Philadelphia Election Officials Announces Changes that Will Make Final Vote Count Take Longer

[Photo Credit: By Thesab - Own work, CC BY-SA 4.0, https://commons.wikimedia.org/w/index.php?curid=3219360]

City officials decided Tuesday morning, as polls opened and the midterm election vote count began, to reintroduce a time-consuming and labor-intensive technique for capturing duplicate ballots, which would restrict how soon they can publish results.

During an emergency 7 a.m. meeting, the city commissioners, the three-member elections board, decided 2-1 to reinstate poll book reconciliation – a method of marking postal votes submitted by voters who also voted in person.

Lisa Deeley, the Democrat who leads the board, joined him.

Omar Sabir, a fellow Democrat, voted against restarting the poll book reconciliation procedure.

Initially, local election officials expected virtually all ballots to be counted by Wednesday morning.

Because of the resolution to reinstate poll book reconciliations, votes still left to count after Tuesday nightwill be processed and reported in a steady flow over the remainder of the week.

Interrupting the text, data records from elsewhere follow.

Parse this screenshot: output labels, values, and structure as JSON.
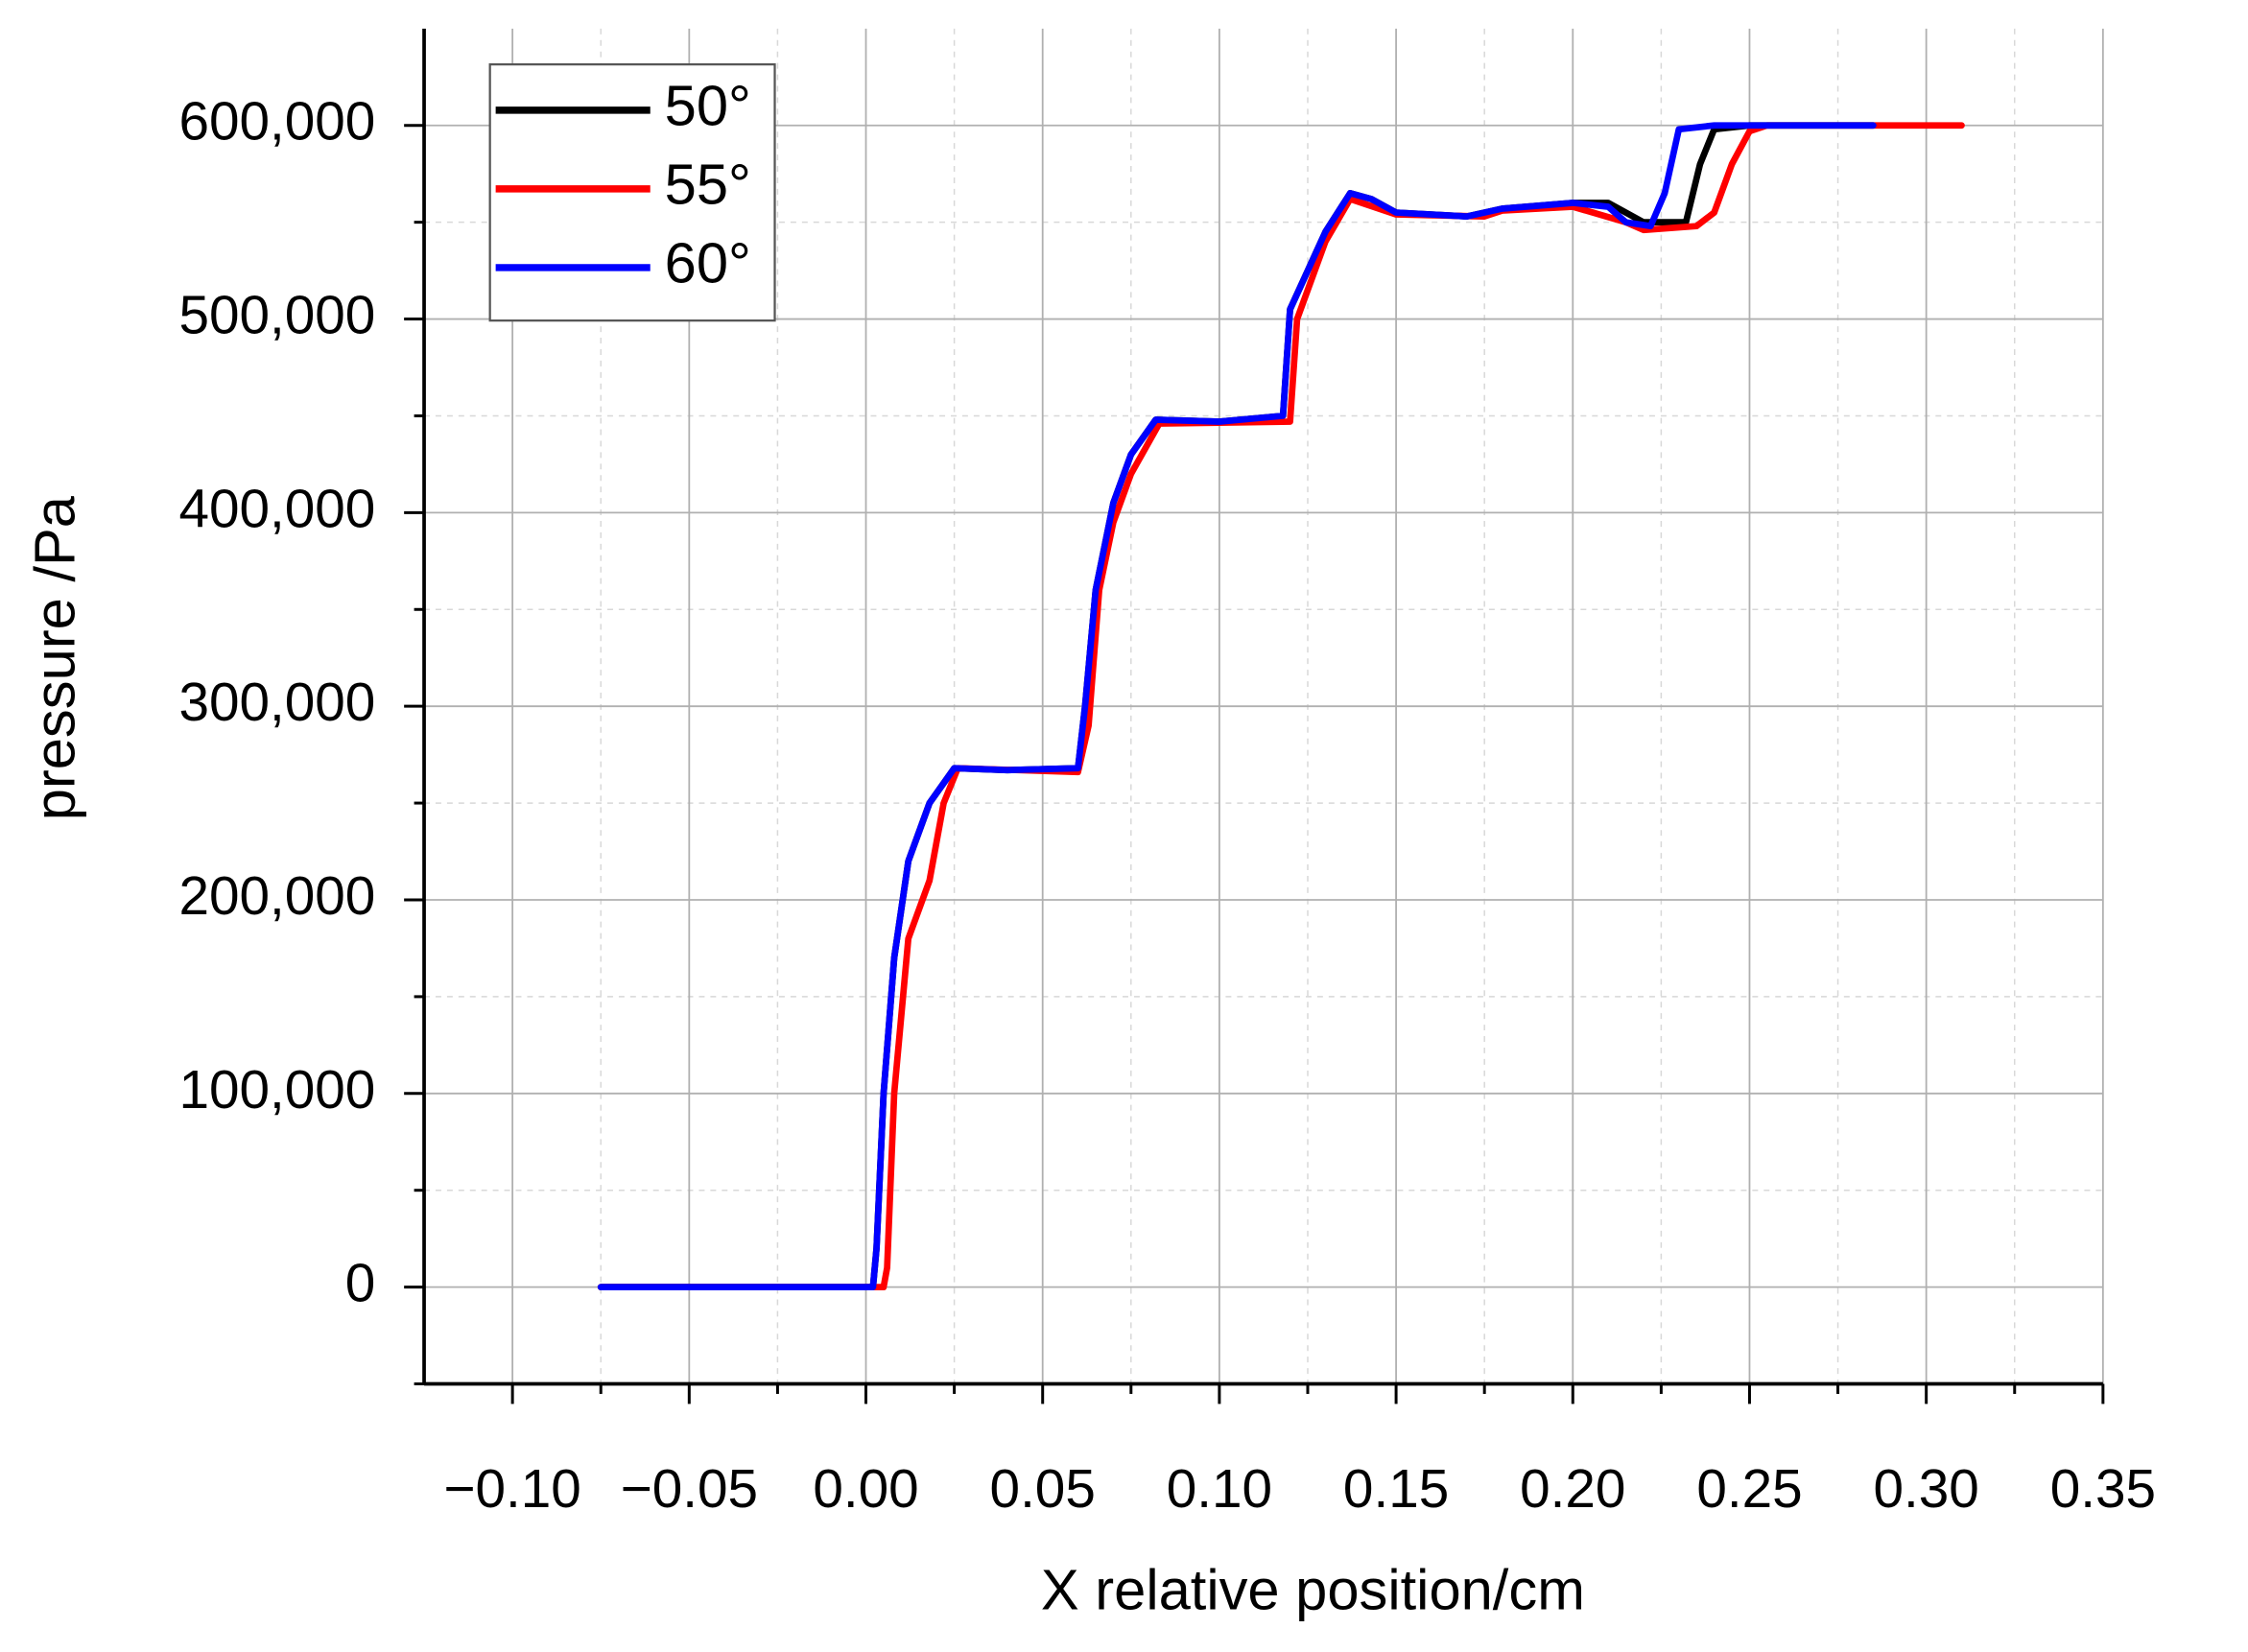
{
  "chart_data": {
    "type": "line",
    "x_label": "X relative position/cm",
    "y_label": "pressure /Pa",
    "xlim": [
      -0.125,
      0.35
    ],
    "ylim": [
      -50000,
      650000
    ],
    "xticks": [
      {
        "value": -0.1,
        "label": "−0.10"
      },
      {
        "value": -0.05,
        "label": "−0.05"
      },
      {
        "value": 0,
        "label": "0.00"
      },
      {
        "value": 0.05,
        "label": "0.05"
      },
      {
        "value": 0.1,
        "label": "0.10"
      },
      {
        "value": 0.15,
        "label": "0.15"
      },
      {
        "value": 0.2,
        "label": "0.20"
      },
      {
        "value": 0.25,
        "label": "0.25"
      },
      {
        "value": 0.3,
        "label": "0.30"
      },
      {
        "value": 0.35,
        "label": "0.35"
      }
    ],
    "yticks": [
      0,
      {
        "value": 100000,
        "label": "100,000"
      },
      {
        "value": 200000,
        "label": "200,000"
      },
      {
        "value": 300000,
        "label": "300,000"
      },
      {
        "value": 400000,
        "label": "400,000"
      },
      {
        "value": 500000,
        "label": "500,000"
      },
      {
        "value": 600000,
        "label": "600,000"
      }
    ],
    "xminorticks": [
      -0.075,
      -0.025,
      0.025,
      0.075,
      0.125,
      0.175,
      0.225,
      0.275,
      0.325
    ],
    "yminorticks": [
      -50000,
      50000,
      150000,
      250000,
      350000,
      450000,
      550000
    ],
    "grid": true,
    "legend": "top-left",
    "series": [
      {
        "name": "50°",
        "color": "#000000",
        "x": [
          -0.075,
          0.002,
          0.003,
          0.005,
          0.008,
          0.012,
          0.018,
          0.025,
          0.04,
          0.06,
          0.062,
          0.065,
          0.07,
          0.075,
          0.082,
          0.1,
          0.118,
          0.12,
          0.125,
          0.13,
          0.137,
          0.143,
          0.15,
          0.17,
          0.18,
          0.2,
          0.21,
          0.22,
          0.232,
          0.236,
          0.24,
          0.25,
          0.285
        ],
        "values": [
          0,
          0,
          20000,
          100000,
          170000,
          220000,
          250000,
          268000,
          267000,
          268000,
          300000,
          360000,
          405000,
          430000,
          448000,
          447000,
          450000,
          505000,
          525000,
          545000,
          565000,
          562000,
          555000,
          553000,
          557000,
          560000,
          560000,
          550000,
          550000,
          580000,
          598000,
          600000,
          600000
        ]
      },
      {
        "name": "55°",
        "color": "#ff0000",
        "x": [
          -0.075,
          0.005,
          0.006,
          0.008,
          0.012,
          0.018,
          0.022,
          0.026,
          0.06,
          0.063,
          0.066,
          0.07,
          0.075,
          0.083,
          0.12,
          0.122,
          0.13,
          0.137,
          0.15,
          0.175,
          0.18,
          0.2,
          0.215,
          0.22,
          0.235,
          0.24,
          0.245,
          0.25,
          0.255,
          0.31
        ],
        "values": [
          0,
          0,
          10000,
          100000,
          180000,
          210000,
          250000,
          268000,
          266000,
          290000,
          360000,
          395000,
          420000,
          446000,
          447000,
          500000,
          540000,
          562000,
          554000,
          553000,
          556000,
          558000,
          550000,
          546000,
          548000,
          555000,
          580000,
          597000,
          600000,
          600000
        ]
      },
      {
        "name": "60°",
        "color": "#0000ff",
        "x": [
          -0.075,
          0.002,
          0.003,
          0.005,
          0.008,
          0.012,
          0.018,
          0.025,
          0.04,
          0.06,
          0.062,
          0.065,
          0.07,
          0.075,
          0.082,
          0.1,
          0.118,
          0.12,
          0.125,
          0.13,
          0.137,
          0.143,
          0.15,
          0.17,
          0.18,
          0.2,
          0.21,
          0.215,
          0.222,
          0.226,
          0.23,
          0.24,
          0.285
        ],
        "values": [
          0,
          0,
          20000,
          100000,
          170000,
          220000,
          250000,
          268000,
          267000,
          268000,
          300000,
          360000,
          405000,
          430000,
          448000,
          447000,
          450000,
          505000,
          525000,
          545000,
          565000,
          562000,
          555000,
          553000,
          557000,
          560000,
          558000,
          550000,
          548000,
          565000,
          598000,
          600000,
          600000
        ]
      }
    ]
  }
}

Last Monday, the commissioners opted to scrap the reconciliation procedure for this election, claiming it was no longer essential. While reconciliation nabbed a few dozen duplicate votes in 2020, it did not catch any in the previous three elections.

City officials also stated that their reconciliation procedure, which halts the vote count, looked to be in disagreement with Republican lawmakers’ restrictions on new state spending.

These laws force counties to count postal ballots around the clock until the process is completed.

Meanwhile, almost 20 percent of vote tabulation machines were reported to not be working in Maricopa County Arizona as election day unfolded, an ominous sign in a state that had been plagued with controversy during the 2020 elections.